Religious pluralism and the American ideal

Friday, May 2, 2008

When I get irritated (as I very often do) at the headscarves on the street, or the Hindu temple going up next to a church, or the minaret dominating a skyline instead of a steeple, I try to remember the Flushing Remonstrance.

What was the Flushing Remonstrance?

In 1657, when Manhattan Island was still New Netherland, when Flushing (Queens) was a tiny settlement of English-style farmhouses, members of the Society of Friends, known (derisively) as Quakers, began to arrive, fleeing persecution in England. The famous Peter Stuyvesant, director general of New Netherland, sought to ostracize them, forbidding his colonists to associate with them.

But on December 27, 1657, 30 non-Quaker citizens of Flushing signed an extraordinary letter to Stuyvesant. We know it today as “the Flushing Remonstrance.” In this letter, the signatories asserted that they would not “stretch out our hands against” the Quakers “to punish, banish, or persecute them.” They reminded Stuyvesant that colonial law mandated freedom of religion. This freedom, they asserted, included “Jews, Turks, and Egyptians,” and “Presbyterian, Independent, Baptist, or Quaker.”

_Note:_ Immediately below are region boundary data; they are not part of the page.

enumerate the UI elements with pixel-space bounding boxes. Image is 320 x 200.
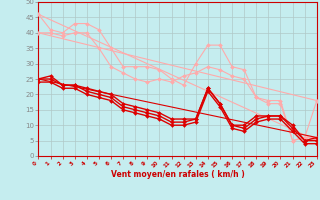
X-axis label: Vent moyen/en rafales ( km/h ): Vent moyen/en rafales ( km/h ) xyxy=(111,170,244,179)
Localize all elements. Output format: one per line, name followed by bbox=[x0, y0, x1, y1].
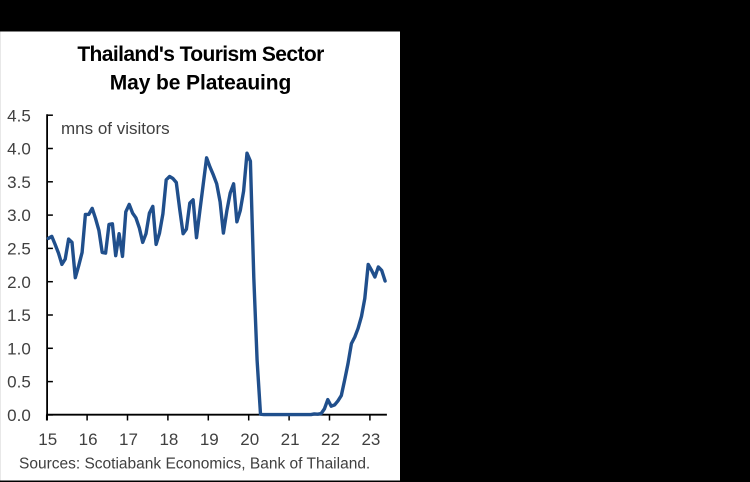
svg-text:15: 15 bbox=[38, 430, 57, 449]
svg-text:2.0: 2.0 bbox=[7, 273, 31, 292]
svg-text:22: 22 bbox=[321, 430, 340, 449]
svg-text:18: 18 bbox=[159, 430, 178, 449]
svg-text:Thailand's Tourism Sector: Thailand's Tourism Sector bbox=[77, 43, 324, 66]
svg-text:3.5: 3.5 bbox=[7, 173, 31, 192]
svg-text:20: 20 bbox=[240, 430, 259, 449]
svg-text:1.0: 1.0 bbox=[7, 339, 31, 358]
svg-text:17: 17 bbox=[119, 430, 138, 449]
svg-text:2.5: 2.5 bbox=[7, 240, 31, 259]
svg-text:Sources: Scotiabank Economics,: Sources: Scotiabank Economics, Bank of T… bbox=[19, 456, 370, 473]
svg-text:4.0: 4.0 bbox=[7, 140, 31, 159]
svg-text:16: 16 bbox=[79, 430, 98, 449]
svg-text:1.5: 1.5 bbox=[7, 306, 31, 325]
svg-text:0.0: 0.0 bbox=[7, 406, 31, 425]
svg-text:mns of visitors: mns of visitors bbox=[61, 119, 170, 138]
svg-text:4.5: 4.5 bbox=[7, 106, 31, 125]
svg-text:19: 19 bbox=[200, 430, 219, 449]
svg-text:21: 21 bbox=[281, 430, 300, 449]
svg-text:0.5: 0.5 bbox=[7, 373, 31, 392]
svg-text:3.0: 3.0 bbox=[7, 206, 31, 225]
svg-text:23: 23 bbox=[361, 430, 380, 449]
svg-text:May be Plateauing: May be Plateauing bbox=[110, 71, 292, 94]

Stuyvesant responded with fines and jail terms. John Bowne, whose farmhouse still stands in Flushing, was banished from the colony in 1662. (He was allowed to return from Holland in 1664 and returned to his home where, remarkably, his descendants lived until the mid-1940s. The house is now a museum.)

Here’s the clincher:
100 years after the signing of the Flushing Remonstrance, Richard Stockton of New Jersey, a direct descendant of one of the Remonstrators, signed the Declaration of Independence.

Doesn’t that give you goose bumps? This is what makes America, America. We must not lose this.

Inspired by an article in the May 2, 2008 New York Times, “The Melting Pot on a High Boil in Flushing.”